Au terme de quatre jours de garde à vue, huit hommes âgés de 17 à 29 ans, dont trois mineurs, ont été mis en examen samedi 21 octobre, dans l'enquête sur l'organisation fondée par Logan N., ce jeune militant d'extrême droite dont Le Monde a reconstitué le parcours. Ils doivent répondre du chef " d'association de malfaiteurs terroriste criminelle ". Deux d'entre eux ont également été mis en examen pour vol de véhicule en relation avec une entreprise terroriste.
Conformément aux réquisitions du parquet de Paris, six ont été placés sous mandat de dépôt, un a été incarcéré provisoirement à la suite de sa demande de délai pour préparer sa défense et un mineur a été placé sous contrôle judiciaire.
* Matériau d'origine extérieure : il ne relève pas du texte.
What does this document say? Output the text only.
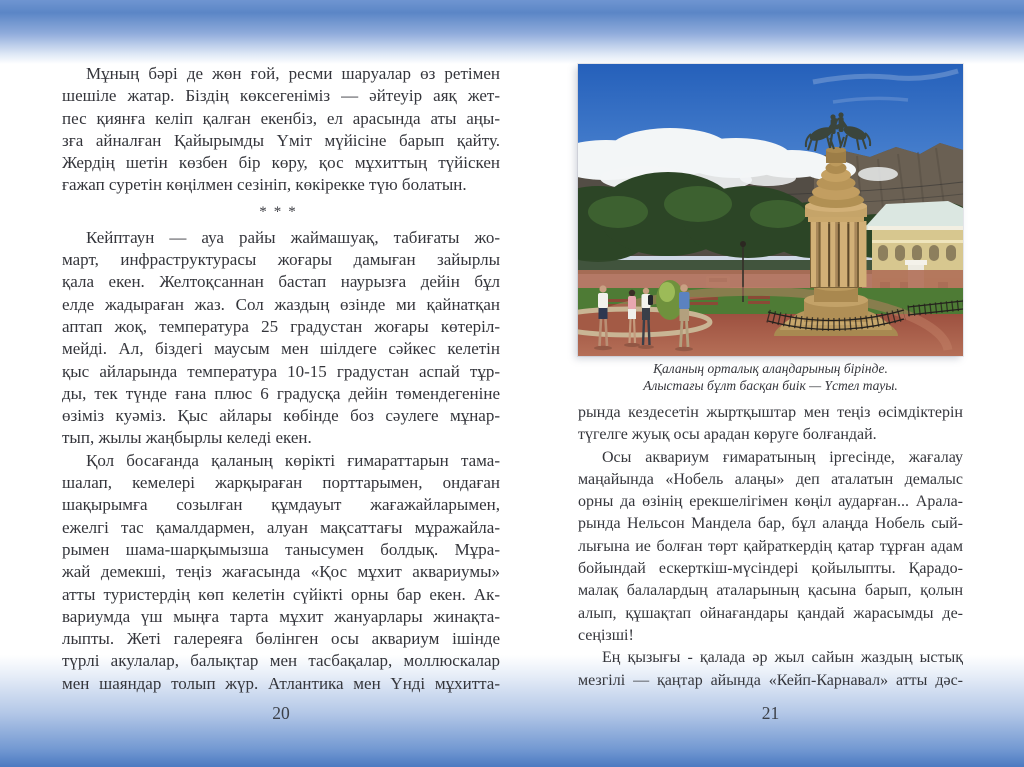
Мұның бәрі де жөн ғой, ресми шаруалар өз ретімен
шешіле жатар. Біздің көксегеніміз — әйтеуір аяқ жет-
пес қиянға келіп қалған екенбіз, ел арасында аты аңы-
зға айналған Қайырымды Үміт мүйісіне барып қайту.
Жердің шетін көзбен бір көру, қос мұхиттың түйіскен
ғажап суретін көңілмен сезініп, көкірекке түю болатын.
***
Кейптаун — ауа райы жаймашуақ, табиғаты жо-
март, инфраструктурасы жоғары дамыған зайырлы
қала екен. Желтоқсаннан бастап наурызға дейін бұл
елде жадыраған жаз. Сол жаздың өзінде ми қайнатқан
аптап жоқ, температура 25 градустан жоғары көтеріл-
мейді. Ал, біздегі маусым мен шілдеге сәйкес келетін
қыс айларында температура 10-15 градустан аспай тұр-
ды, тек түнде ғана плюс 6 градусқа дейін төмендегеніне
өзіміз куәміз. Қыс айлары көбінде боз сәулеге мұнар-
тып, жылы жаңбырлы келеді екен.
Қол босағанда қаланың көрікті ғимараттарын тама-
шалап, кемелері жарқыраған порттарымен, ондаған
шақырымға созылған құмдауыт жағажайларымен,
ежелгі тас қамалдармен, алуан мақсаттағы мұражайла-
рымен шама-шарқымызша танысумен болдық. Мұра-
жай демекші, теңіз жағасында «Қос мұхит аквариумы»
атты туристердің көп келетін сүйікті орны бар екен. Ак-
вариумда үш мыңға тарта мұхит жануарлары жинақта-
лыпты. Жеті галереяға бөлінген осы аквариум ішінде
түрлі акулалар, балықтар мен тасбақалар, моллюскалар
мен шаяндар толып жүр. Атлантика мен Үнді мұхитта-
20
Қаланың орталық алаңдарының бірінде.
Алыстағы бұлт басқан биік — Үстел тауы.
рында кездесетін жыртқыштар мен теңіз өсімдіктерін
түгелге жуық осы арадан көруге болғандай.
Осы аквариум ғимаратының іргесінде, жағалау
маңайында «Нобель алаңы» деп аталатын демалыс
орны да өзінің ерекшелігімен көңіл аударған... Арала-
рында Нельсон Мандела бар, бұл алаңда Нобель сый-
лығына ие болған төрт қайраткердің қатар тұрған адам
бойындай ескерткіш-мүсіндері қойылыпты. Қарадо-
малақ балалардың аталарының қасына барып, қолын
алып, құшақтап ойнағандары қандай жарасымды де-
сеңізші!
Ең қызығы - қалада әр жыл сайын жаздың ыстық
мезгілі — қаңтар айында «Кейп-Карнавал» атты дәс-
21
Logan N. avait été interpellé fin juin, à Vitrolles (Bouches-du-Rhône), car soupçonné d'avoir des projets d'actions violentes contre des migrants ou des hommes politiques. L'enquête avait débuté, mi-mai, par un simple -signalement pour apologie du terrorisme après la découverte d'une page Facebook administrée par ses soins à la gloire du tueur norvégien Anders Breivik.
Mais les investigations ont mis au jour, depuis, des ambitions violentes plus élaborées. Selon nos informations, la plupart des jeunes hommes mis en examen ont reconnu, lors de leurs auditions, avoir songé à en venir aux armes pour défendre leurs idées nationalistes, et plus particulièrement au sein du groupuscule que Logan N. était en train de monter. Les contours de leurs actions éventuelles étaient toutefois
" imprécis ", précise-t-on de source judiciaire.
Le groupe dont ils se sont réclamés était baptisé " OAS ", en référence à l'Organisation de l'armée secrète, responsable d'une cam-pagne sanglante contre l'indépendance de l'Algérie au début des années 1960. L'OAS avait des statuts, un organigramme, même une " raison sociale " :
" enclencher la remigration " de la France. Selon des informations du
Monde, Logan N. s'en voulait le " régent ". Des uniformes avaient été imaginés : des tenues militaires avec béret.
Détention légale d'armesLes cibles potentielles de " l'OAS " étaient diverses : le marché aux puces de Marseille, un restaurant indien d'Aix-en-Provence ou des personnalités politiques telles que le leader de La France insoumise, Jean-Luc Mélenchon, et le porte-parole du gouvernement, Christophe Castaner. Certains membres du groupuscule ont reconnu que des militants d'extrême gauche " antifascistes " auraient pu faire aussi partie de leurs cibles. Mais sans toutefois fournir de nom.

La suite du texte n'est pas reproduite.